Fauler Apfel

»Apple Stories« von Rasmus Gerlach

  • Caroline M. Buck
  • Lesedauer: 3 Min.

Kultische Verehrung auf einen Seite, harte Arbeit, bittere Armut und ein früher Tod auf der anderen: Für die Wartenden vor dem Apple Store am Hamburger Jungfernstieg erfüllt sich nach zwei Tagen Ausharrens auf dem kalten Boden der kurzlebige Traum, zu den allerersten Besitzern einer neuen iPhone-Generation zu gehören. Beim nächsten Geräte-Launch werden sie sich wieder die Beine in den Bauch stehen und die Nacht auf den Bürgersteigplatten verbringen, denn Apple-Produkte machen süchtig. Eine Sucht, zu der sich die Süchtigen selbst geradezu lüstern bekennen.

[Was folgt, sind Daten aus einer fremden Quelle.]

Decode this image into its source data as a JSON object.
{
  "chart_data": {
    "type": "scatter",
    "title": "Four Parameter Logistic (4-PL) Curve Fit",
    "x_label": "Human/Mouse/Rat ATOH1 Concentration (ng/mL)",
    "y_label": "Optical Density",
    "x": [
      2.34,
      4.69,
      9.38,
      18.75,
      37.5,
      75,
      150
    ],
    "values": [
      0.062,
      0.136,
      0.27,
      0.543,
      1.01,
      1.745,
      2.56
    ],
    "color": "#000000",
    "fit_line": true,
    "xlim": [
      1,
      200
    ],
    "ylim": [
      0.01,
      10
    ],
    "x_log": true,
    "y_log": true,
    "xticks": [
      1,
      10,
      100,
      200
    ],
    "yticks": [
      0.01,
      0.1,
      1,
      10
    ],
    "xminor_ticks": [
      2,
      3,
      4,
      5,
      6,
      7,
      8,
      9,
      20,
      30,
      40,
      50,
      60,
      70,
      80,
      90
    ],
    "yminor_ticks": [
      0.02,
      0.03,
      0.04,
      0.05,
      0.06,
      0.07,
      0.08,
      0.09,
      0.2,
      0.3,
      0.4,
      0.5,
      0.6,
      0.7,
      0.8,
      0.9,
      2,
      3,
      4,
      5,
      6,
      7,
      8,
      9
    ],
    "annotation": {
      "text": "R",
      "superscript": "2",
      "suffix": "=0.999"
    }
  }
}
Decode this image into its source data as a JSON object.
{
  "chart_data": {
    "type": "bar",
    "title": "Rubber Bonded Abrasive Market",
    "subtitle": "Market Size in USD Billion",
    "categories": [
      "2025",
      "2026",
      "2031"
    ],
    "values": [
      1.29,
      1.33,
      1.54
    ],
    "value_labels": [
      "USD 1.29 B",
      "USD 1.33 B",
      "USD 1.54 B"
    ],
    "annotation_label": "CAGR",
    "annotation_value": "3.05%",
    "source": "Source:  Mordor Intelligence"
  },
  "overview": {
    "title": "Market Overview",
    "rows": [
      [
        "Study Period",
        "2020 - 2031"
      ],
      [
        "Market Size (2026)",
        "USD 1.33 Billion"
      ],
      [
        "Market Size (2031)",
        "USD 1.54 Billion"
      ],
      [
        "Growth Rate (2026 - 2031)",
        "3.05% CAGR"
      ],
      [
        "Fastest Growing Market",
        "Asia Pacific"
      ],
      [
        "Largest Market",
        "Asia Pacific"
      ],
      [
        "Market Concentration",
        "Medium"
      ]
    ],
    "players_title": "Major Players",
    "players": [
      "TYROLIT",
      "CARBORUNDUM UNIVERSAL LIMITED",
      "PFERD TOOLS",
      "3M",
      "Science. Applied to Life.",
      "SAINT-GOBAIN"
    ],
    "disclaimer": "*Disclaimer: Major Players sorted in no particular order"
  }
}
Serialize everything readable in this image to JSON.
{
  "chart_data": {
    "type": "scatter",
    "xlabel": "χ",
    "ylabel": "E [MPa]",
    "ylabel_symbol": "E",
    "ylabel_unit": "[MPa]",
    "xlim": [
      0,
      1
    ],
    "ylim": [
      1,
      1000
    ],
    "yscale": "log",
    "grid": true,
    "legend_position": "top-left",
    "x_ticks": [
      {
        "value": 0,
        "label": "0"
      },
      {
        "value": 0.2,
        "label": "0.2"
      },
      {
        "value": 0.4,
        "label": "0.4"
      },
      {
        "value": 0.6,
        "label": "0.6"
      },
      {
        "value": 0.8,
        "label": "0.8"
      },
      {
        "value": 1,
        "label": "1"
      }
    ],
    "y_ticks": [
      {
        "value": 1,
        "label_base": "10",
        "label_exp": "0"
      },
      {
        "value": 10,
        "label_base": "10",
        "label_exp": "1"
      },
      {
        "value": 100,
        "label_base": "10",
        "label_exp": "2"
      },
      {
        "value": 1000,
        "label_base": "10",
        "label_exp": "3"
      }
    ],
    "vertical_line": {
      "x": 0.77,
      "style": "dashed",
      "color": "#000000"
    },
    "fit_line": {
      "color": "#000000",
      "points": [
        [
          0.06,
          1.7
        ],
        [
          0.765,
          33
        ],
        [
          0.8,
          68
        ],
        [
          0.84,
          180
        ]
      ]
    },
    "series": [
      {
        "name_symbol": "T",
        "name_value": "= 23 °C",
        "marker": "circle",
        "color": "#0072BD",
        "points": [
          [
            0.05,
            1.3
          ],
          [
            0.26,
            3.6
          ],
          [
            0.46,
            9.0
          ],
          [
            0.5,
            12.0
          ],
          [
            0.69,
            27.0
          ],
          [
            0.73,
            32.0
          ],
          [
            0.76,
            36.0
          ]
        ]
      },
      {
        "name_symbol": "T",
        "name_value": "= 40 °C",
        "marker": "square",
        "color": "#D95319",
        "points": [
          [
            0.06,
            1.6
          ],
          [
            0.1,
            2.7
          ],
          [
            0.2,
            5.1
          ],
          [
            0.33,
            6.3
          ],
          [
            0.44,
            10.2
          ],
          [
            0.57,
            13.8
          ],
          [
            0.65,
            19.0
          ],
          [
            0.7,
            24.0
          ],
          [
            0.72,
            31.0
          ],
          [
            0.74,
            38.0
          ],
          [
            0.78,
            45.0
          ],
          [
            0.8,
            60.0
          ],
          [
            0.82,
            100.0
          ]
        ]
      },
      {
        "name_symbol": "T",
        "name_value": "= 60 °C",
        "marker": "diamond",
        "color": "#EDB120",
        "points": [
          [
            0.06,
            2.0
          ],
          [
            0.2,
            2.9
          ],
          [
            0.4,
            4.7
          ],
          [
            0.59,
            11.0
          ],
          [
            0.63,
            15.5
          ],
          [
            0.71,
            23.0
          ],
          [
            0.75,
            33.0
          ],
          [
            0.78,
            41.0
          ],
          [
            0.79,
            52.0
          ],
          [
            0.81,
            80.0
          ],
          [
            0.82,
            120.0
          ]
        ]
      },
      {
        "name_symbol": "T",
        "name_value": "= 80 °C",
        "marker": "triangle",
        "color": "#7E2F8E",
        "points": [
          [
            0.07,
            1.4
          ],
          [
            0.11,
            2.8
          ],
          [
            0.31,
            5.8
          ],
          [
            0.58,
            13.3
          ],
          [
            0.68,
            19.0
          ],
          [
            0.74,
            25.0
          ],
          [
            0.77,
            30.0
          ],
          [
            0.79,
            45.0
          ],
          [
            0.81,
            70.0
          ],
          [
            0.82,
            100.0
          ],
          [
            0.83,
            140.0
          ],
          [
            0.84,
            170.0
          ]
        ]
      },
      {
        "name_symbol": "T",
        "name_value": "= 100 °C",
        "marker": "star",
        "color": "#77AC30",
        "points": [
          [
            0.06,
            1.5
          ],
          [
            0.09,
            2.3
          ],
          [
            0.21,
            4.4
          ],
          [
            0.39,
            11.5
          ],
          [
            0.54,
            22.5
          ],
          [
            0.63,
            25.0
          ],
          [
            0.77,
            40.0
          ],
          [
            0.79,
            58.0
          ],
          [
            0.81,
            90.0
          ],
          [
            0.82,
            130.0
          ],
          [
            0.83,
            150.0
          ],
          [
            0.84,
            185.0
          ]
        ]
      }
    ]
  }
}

Auf die schlecht bis gar nicht ausgerüsteten Arbeiter in den Zinnminen in Ruanda, die in gebückter Handarbeit unter Tage einen der wesentlichen Rohstoffe abbauen, die zur iPhone-Fertigung benötigt werden, lauern statt der Wohlstandssucht Arbeitsunfälle und Malariamücken. In unternehmerischen Kleingruppen dürfen sie ihren Ruin noch selbst verwalten, das Endergebnis ihrer täglichen Tortur werden sie sich nie leisten können.

Es ist keine neue Geschichte, die Dokumentarfilmer Rasmus Gerlach in »Apple Stories« aus dem Produktionshintergrund der Kultmarke auftischt (und als Gewinner eines Phoenix-Förderpreises in der Projektphase war sein Film letzte Woche auch bereits im öffentlich-rechtlichen Fernsehen zu sehen), aber er fügt den bekannten Stichworten ein paar neue hinzu.

Zu den bekannten gehört der Name Foxconn, der von Apple beauftragte taiwanesische Fertigungsbetrieb mit den sklavenhalterischen Arbeitsbedingungen und ungewöhnlich hohen Selbstmordraten in seinen festlandschinesischen Produktionsstätten. Die Bilder von Foxconn-Wohnheimen in der südchinesischen Freihandelszone Shenzhen mit ihren großflächig ausgehängten Auffangnetzen für suizidwillige Arbeiter unter den Fenstern, die Gerlach aus dem fahrenden Taxi filmt, sprechen da für sich. In Ruanda sind es die fehlenden Helme und Arbeitsausrüstungen, die Flip-Flops unter Tage, die mangelnde Ventilation, der völlige Verzicht auf alles, was in postkolonialen Zeiten eigentlich dafür sorgen sollte, dass neben den einheimischen Minen nicht auch die lokalen Arbeitskräfte bis zur Totalerschöpfung ausgebeutet werden.

Gerlach zieht die unternehmerische Traditionslinie von den einstigen kolonialdeutschen Ausbeutungsbetrieben zu den heutigen Verhältnissen (und Wertabschöpfern, die teils immer noch in Deutschland sitzen). Er filmt Wissenschaftler von offiziellen deutschen Stellen und Mitarbeiter internationaler NGOs dabei, wie sie den Schmuggel von kongolesischen Mineralien (die einem Embargo unterliegen) via Burundi nach Ruanda zu verhindern suchen, weil deren Verkaufserlöse zur Bewaffnung der Bürgerkriegsparteien in Kongo beitragen: Stichwort Konfliktmineralien. Inspiriert hat Gerlach dabei offenkundig die eigene Anschauung: Was genau geschieht eigentlich in diesen obskuren kleinen Läden vor Ort in Hamburg, die iPhones reparieren, obwohl sich Apple das doch eigentlich strikt vorbehält, in Service-Abteilungen seiner Stores, die sich pompös »Genius Bar« nennen?

Und woher bekommen diese kleinen Läden ihre Ersatzteile, wo Apple doch strikt die Hand auf alles hält, was zu den Bauteilen seiner Geräte gehört? In dem Zusammenhang gelingt dem Filmemacher ein echter Coup, als er nämlich in der Produktionsstätte chinesischer Produktpiraten filmen darf, die unterbezahlte Wanderarbeiter in hoch technisierten Arbeitsräumen im Akkord Apple-Geräte kopieren lassen. Das - vorsichtshalber anonyme - Klagen der Hamburger Apple-Store-Mitarbeiter über Kameras (und Mikrofone!) bis in die Umkleiden hinein prangert einen Übergriff an, der abgestellt gehört. Aber im Verhältnis zu dem, was Gerlach in Afrika und Asien vor die Kamera bekam, ist es ein Klagen auf hohem Niveau.